The blinding light assailed his eyes. Luckily Dib had stopped for a shower to help himself feel mildly awake before venturing downstairs, otherwise he would have seen the bright blinding orb and turned around to go back up for another hour or two. Dib blinked, slowly adjusting to the encroaching light as he crept closer to the kitchen, the smell of toast hanging heavy in the air. He entered the room; vision momentarily blinded, rubbing under his glasses.
"Gaz, where are Gurn and Deen," he yawned.
A dish shattered.
"Stupid stink-beast ware!" was uttered bitterly.
Dib's steps utterly froze. He rubbed his eyes again in disbelief. His shock was so profound that he would have poked them out in confusion had he the chance.

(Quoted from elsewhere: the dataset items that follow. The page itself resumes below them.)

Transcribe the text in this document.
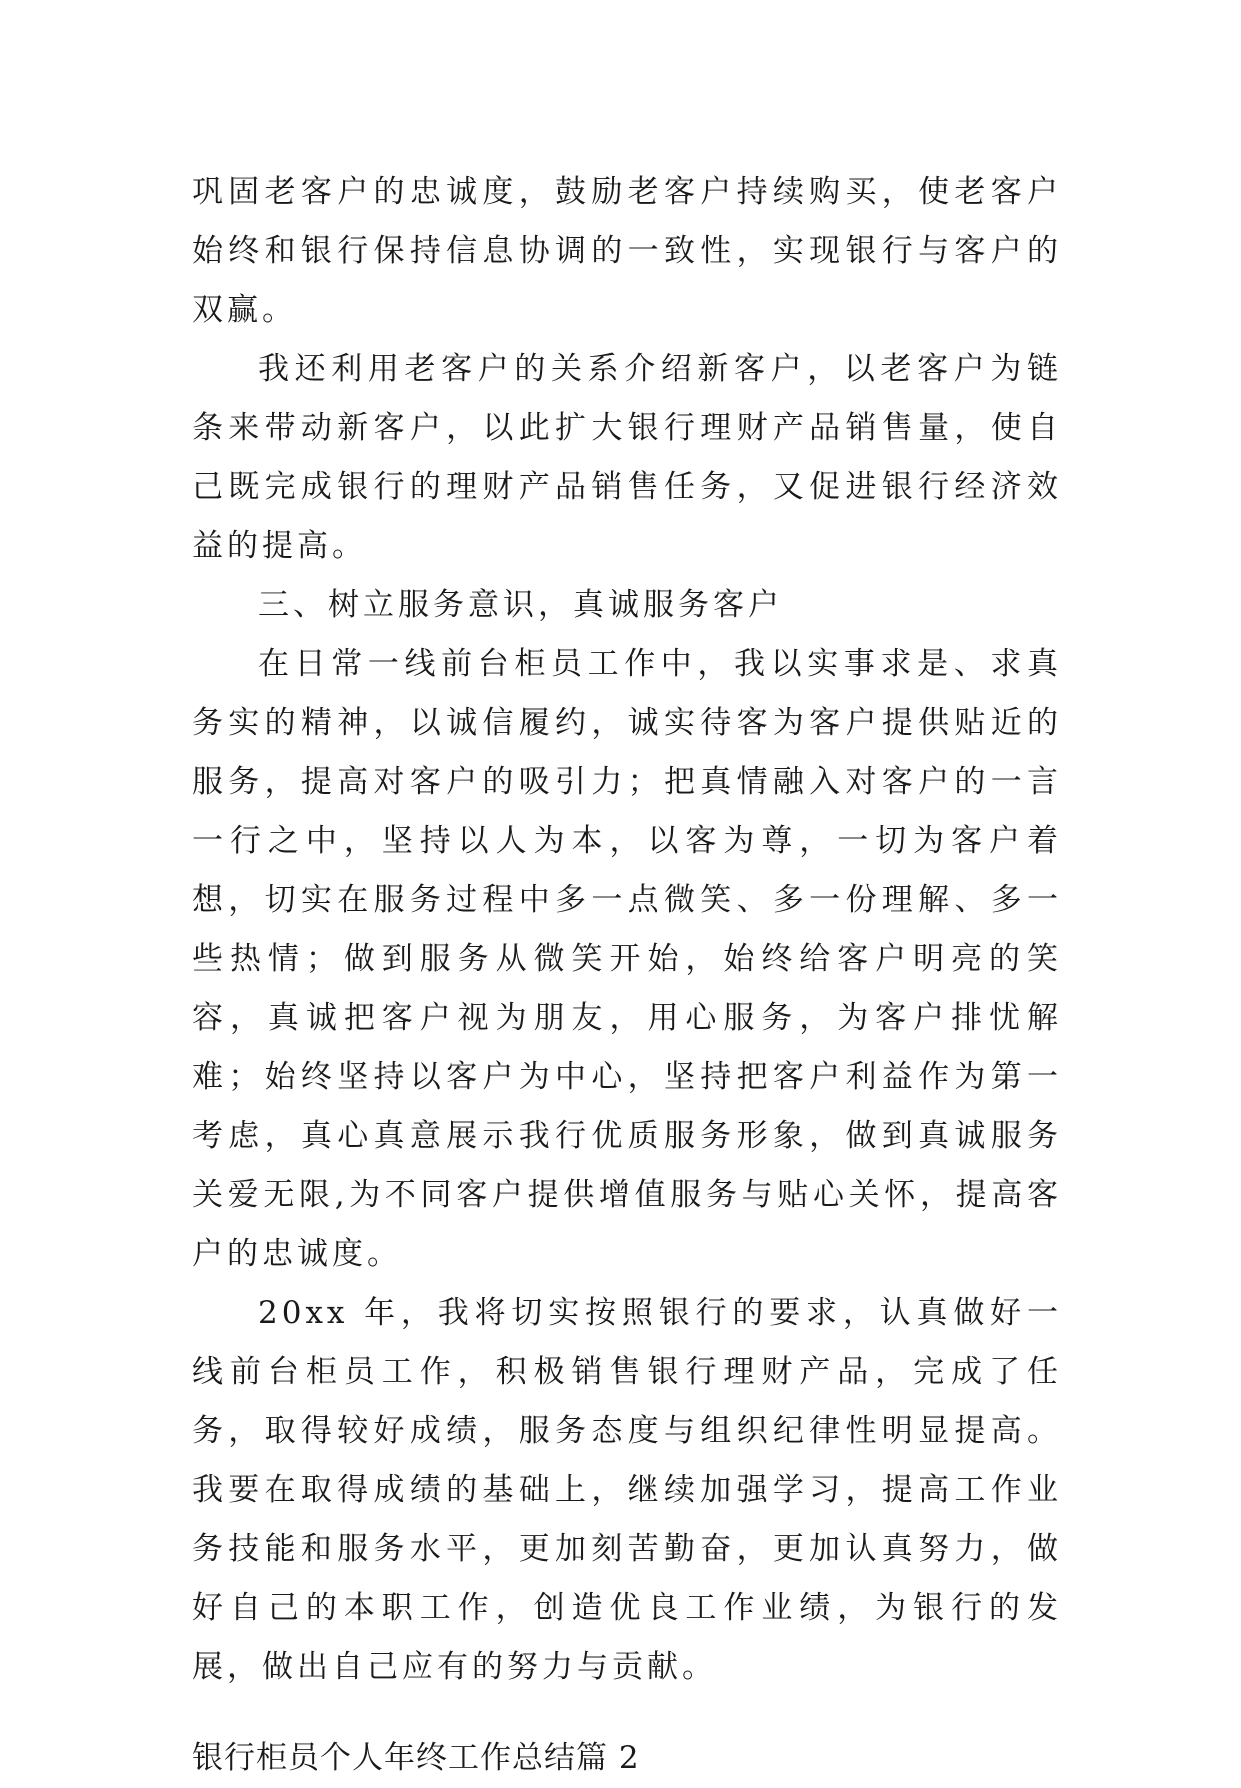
巩固老客户的忠诚度，鼓励老客户持续购买，使老客户始终和银行保持信息协调的一致性，实现银行与客户的双赢。

我还利用老客户的关系介绍新客户，以老客户为链条来带动新客户，以此扩大银行理财产品销售量，使自己既完成银行的理财产品销售任务，又促进银行经济效益的提高。

三、树立服务意识，真诚服务客户

在日常一线前台柜员工作中，我以实事求是、求真务实的精神，以诚信履约，诚实待客为客户提供贴近的服务，提高对客户的吸引力；把真情融入对客户的一言一行之中，坚持以人为本，以客为尊，一切为客户着想，切实在服务过程中多一点微笑、多一份理解、多一些热情；做到服务从微笑开始，始终给客户明亮的笑容，真诚把客户视为朋友，用心服务，为客户排忧解难；始终坚持以客户为中心，坚持把客户利益作为第一考虑，真心真意展示我行优质服务形象，做到真诚服务关爱无限,为不同客户提供增值服务与贴心关怀，提高客户的忠诚度。

20xx 年，我将切实按照银行的要求，认真做好一线前台柜员工作，积极销售银行理财产品，完成了任务，取得较好成绩，服务态度与组织纪律性明显提高。我要在取得成绩的基础上，继续加强学习，提高工作业务技能和服务水平，更加刻苦勤奋，更加认真努力，做好自己的本职工作，创造优良工作业绩，为银行的发展，做出自己应有的努力与贡献。

银行柜员个人年终工作总结篇 2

"Zim..?" he whispered, barely audible.
The tall thin alien turned, alerting Dib to his green skin and ruby eyes. There was no mistaking Zim for any other Irken, he had been the focal point of Dib's thoughts for too long to forge any false memories about his appearance. There were only two notable points that made his appearance any different then when they had last seen each other; Zim's eyes were a little darker and his left antennae was shorter then the right one.

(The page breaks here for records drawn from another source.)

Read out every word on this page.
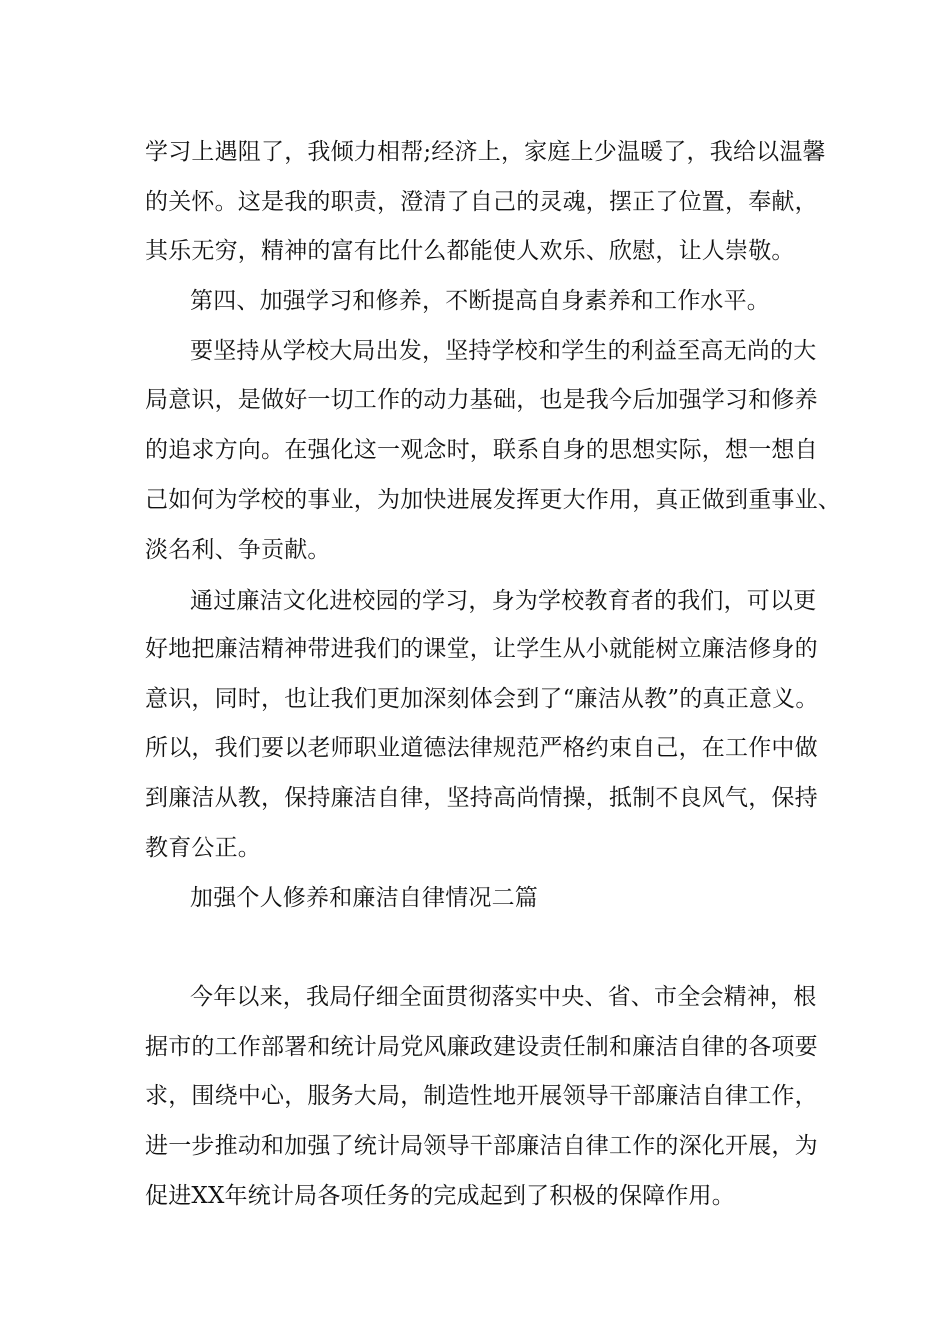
学习上遇阻了，我倾力相帮;经济上，家庭上少温暖了，我给以温馨

的关怀。这是我的职责，澄清了自己的灵魂，摆正了位置，奉献，

其乐无穷，精神的富有比什么都能使人欢乐、欣慰，让人崇敬。

第四、加强学习和修养，不断提高自身素养和工作水平。

要坚持从学校大局出发，坚持学校和学生的利益至高无尚的大

局意识，是做好一切工作的动力基础，也是我今后加强学习和修养

的追求方向。在强化这一观念时，联系自身的思想实际，想一想自

己如何为学校的事业，为加快进展发挥更大作用，真正做到重事业、

淡名利、争贡献。

通过廉洁文化进校园的学习，身为学校教育者的我们，可以更

好地把廉洁精神带进我们的课堂，让学生从小就能树立廉洁修身的

意识，同时，也让我们更加深刻体会到了“廉洁从教”的真正意义。

所以，我们要以老师职业道德法律规范严格约束自己，在工作中做

到廉洁从教，保持廉洁自律，坚持高尚情操，抵制不良风气，保持

教育公正。

加强个人修养和廉洁自律情况二篇

今年以来，我局仔细全面贯彻落实中央、省、市全会精神，根

据市的工作部署和统计局党风廉政建设责任制和廉洁自律的各项要

求，围绕中心，服务大局，制造性地开展领导干部廉洁自律工作，

进一步推动和加强了统计局领导干部廉洁自律工作的深化开展，为

促进XX年统计局各项任务的完成起到了积极的保障作用。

"Ah, Dib. It's most pleasant to see you again," Zim, said a happy glimmer flitting through his eyes.
Dib was torn. He wanted to embrace him, he wanted to strangle him for leaving; above all, he wanted a damn good explanation for reappearing after years of being told by everyone around him that he was dead. However, his throat constricted and his eyes were about to well over with tears. All he could do was grab Zim by the arms and pull him in for a very tight hug.

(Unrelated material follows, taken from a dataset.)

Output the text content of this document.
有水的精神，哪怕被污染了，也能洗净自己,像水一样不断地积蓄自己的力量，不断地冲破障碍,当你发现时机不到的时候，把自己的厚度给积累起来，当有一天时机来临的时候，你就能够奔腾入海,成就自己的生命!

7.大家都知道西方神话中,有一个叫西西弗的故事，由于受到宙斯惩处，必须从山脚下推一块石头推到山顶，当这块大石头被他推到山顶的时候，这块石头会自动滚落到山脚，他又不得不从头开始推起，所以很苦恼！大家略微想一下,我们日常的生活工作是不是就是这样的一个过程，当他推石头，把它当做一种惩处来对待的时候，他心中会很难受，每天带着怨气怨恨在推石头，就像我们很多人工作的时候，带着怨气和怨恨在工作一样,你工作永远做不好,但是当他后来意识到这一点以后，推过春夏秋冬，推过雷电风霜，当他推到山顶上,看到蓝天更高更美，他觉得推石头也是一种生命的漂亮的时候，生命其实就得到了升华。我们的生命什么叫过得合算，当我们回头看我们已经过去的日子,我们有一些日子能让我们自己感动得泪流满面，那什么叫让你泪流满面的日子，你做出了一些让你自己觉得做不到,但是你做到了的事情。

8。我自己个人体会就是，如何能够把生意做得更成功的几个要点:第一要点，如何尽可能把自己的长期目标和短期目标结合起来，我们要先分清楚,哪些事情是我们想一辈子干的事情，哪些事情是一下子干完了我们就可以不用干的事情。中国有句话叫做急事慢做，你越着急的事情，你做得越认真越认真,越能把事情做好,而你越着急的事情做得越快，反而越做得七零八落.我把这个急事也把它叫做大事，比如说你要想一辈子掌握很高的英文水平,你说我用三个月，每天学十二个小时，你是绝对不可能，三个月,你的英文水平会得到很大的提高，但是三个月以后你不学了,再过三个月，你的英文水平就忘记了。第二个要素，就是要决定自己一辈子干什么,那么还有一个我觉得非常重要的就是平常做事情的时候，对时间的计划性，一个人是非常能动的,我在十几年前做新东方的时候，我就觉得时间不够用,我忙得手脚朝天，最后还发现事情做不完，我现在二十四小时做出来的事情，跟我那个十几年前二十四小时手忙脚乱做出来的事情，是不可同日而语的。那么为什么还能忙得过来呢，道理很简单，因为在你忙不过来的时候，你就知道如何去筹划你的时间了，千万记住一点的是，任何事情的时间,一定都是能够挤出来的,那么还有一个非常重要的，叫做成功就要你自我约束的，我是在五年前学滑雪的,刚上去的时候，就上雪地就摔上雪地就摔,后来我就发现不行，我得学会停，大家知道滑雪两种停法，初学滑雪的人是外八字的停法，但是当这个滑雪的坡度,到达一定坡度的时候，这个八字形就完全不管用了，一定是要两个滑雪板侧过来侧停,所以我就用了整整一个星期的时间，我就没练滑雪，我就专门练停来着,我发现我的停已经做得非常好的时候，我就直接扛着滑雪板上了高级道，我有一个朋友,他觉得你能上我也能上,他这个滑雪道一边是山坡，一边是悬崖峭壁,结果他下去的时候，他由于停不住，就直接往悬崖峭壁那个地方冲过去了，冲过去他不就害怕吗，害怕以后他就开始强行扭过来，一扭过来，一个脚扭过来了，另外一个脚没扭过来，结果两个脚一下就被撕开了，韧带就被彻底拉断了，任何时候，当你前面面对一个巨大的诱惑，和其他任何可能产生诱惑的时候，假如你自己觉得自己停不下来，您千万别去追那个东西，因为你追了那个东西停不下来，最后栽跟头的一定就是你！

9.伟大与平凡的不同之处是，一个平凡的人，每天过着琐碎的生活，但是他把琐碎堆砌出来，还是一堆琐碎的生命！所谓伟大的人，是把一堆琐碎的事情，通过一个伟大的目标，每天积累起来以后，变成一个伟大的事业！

"Where the hell WERE you!" he managed to choke out.
A high pitched voice came back with a reply, "we were on the moon. It was full of popcorn! AH LIKE TAQUITOS!"
"Gir?" Dib peered over Zim's shoulder, confounded.
"Hmm yes. Travelling through space with that thing is MOST obnoxious," Zim said with an eye twitch.
Gaz had arrived with Deen and Gurn in tow. They all simultaneously stopped and stared at the strange visitor.
Deen's eyes lit up like a Christmas tree, "ZIM!" she squealed making a leap towards him, but then stopped just short, "I mean…hi." It was easy to tell by the way she hopped from one foot to the other she really wanted to cling to her other parent for dear life, but had no idea if that sort of thing was appropriate.
Gaz rolled her eyes, " Zim give her a hug before she explodes." Deen obliged by wrapping her arms around Zim squishing him quite thoroughly, "Oh, and good to see you back by the way," Gaz added, in her normal unenthusiastic tone, watery eyes betraying her real emotions, " you owe us all a damn good explanation."
There was one person in between the three that was not engaged in some kind of Zim worship. Gurn stood darkly in the doorway, his expressions convulsing between a thousand different faces before settling back to an unreadable mask. After a few moments Zim looked over and noticed his favourite offspring standing over by the door.
"Ah Gurn," Zim said, marching over to offer the traditional human embrace.
His outstretched hand however, was slapped away defiantly. Dib stood aghast watching ten thousand shades of anger flash on his son's face, while Gurn's fist clenched and unclenched beside him.
"That's all right, thanks," Gurn grumbled sourly and turned away, his heavy angry footsteps thudding their way upstairs. None of them could see from their vantage point, but tears had begun to stream down his face the moment his foot touched the stairway.
Dib shook his head, "Gurn.." but he knew better then to pursue him when he was like this. Confrontation only led to inevitable alienation; that is talking with Gurn when angry was very akin to beating one's head repetitively against a brick wall. Except the brick wall probably expressed more empathy.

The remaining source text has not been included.